The Chair: Any other comments from anyone else about this question?
Mr. Smith: I’ll just say that we have opened our efforts once again to collect exactly that kind of information — what are the sensitivities potentially in agriculture? What are the opportunities? We did do consultations to support the initial launch of negotiations pre-pandemic, but we’re not taking for granted that things remain as we were told many years back. It’s actually something that we’re actively pursuing right now.
The Chair: Thank you.
Senator Robinson: Everyone here knows that aquaculture is agriculture. Where does aquaculture fit in the Mercosur market? Is it a potentially good market for aquaculture? Do you know?
Mr. Smith: I would have to look.
Senator Robinson: Thanks.
The Chair: With that, thank you very much. You might know that this is the most fun committee we have at the Senate. Everyone around the table will tell you that.
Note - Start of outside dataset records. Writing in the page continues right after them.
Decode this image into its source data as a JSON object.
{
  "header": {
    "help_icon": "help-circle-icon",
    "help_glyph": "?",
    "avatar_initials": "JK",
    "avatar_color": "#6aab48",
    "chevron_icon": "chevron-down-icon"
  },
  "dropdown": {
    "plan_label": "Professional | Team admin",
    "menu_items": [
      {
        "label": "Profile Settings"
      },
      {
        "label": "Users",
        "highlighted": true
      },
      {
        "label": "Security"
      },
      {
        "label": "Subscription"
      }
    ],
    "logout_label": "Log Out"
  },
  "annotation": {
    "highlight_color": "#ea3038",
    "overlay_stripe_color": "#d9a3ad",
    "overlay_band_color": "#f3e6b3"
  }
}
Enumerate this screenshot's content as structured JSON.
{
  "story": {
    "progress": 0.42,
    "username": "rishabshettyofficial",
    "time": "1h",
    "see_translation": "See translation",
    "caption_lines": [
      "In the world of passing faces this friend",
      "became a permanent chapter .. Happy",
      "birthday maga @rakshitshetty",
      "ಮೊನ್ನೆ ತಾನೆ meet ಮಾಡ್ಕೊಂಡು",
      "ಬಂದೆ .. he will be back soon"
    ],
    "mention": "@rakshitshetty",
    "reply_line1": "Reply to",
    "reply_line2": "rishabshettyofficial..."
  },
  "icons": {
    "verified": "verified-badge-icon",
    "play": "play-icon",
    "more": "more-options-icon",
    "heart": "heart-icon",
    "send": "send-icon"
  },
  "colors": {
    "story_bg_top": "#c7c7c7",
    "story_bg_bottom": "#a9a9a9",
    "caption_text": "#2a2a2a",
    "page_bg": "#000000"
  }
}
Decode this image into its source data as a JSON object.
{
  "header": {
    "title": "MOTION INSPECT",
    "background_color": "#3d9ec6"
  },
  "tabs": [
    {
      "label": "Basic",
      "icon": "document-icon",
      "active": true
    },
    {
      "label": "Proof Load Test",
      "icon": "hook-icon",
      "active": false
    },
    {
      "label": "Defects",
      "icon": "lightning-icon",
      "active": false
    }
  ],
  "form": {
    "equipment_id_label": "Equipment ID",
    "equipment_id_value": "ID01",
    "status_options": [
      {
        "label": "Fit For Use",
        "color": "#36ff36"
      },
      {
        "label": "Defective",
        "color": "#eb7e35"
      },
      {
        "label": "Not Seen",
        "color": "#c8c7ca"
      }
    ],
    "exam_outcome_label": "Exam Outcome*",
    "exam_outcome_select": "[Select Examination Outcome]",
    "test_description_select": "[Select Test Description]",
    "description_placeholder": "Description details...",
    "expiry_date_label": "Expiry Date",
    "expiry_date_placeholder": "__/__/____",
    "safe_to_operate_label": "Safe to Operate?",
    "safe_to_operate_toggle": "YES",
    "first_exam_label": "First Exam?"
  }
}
Folks, we’re very lucky to have friends from Global Affairs Canada and Agriculture and Agri-Food Canada who are negotiating on our behalf. To each of you, thanks very much for your participation this evening, and your testimony and insight are very much appreciated. We’ll be back at you with further questions for other studies and things like that. We really do appreciate your participation this evening.
This is new for us, and it’s a good thing. Thanks again. Now we’ll briefly suspend to proceed to the in camera portion of our meeting.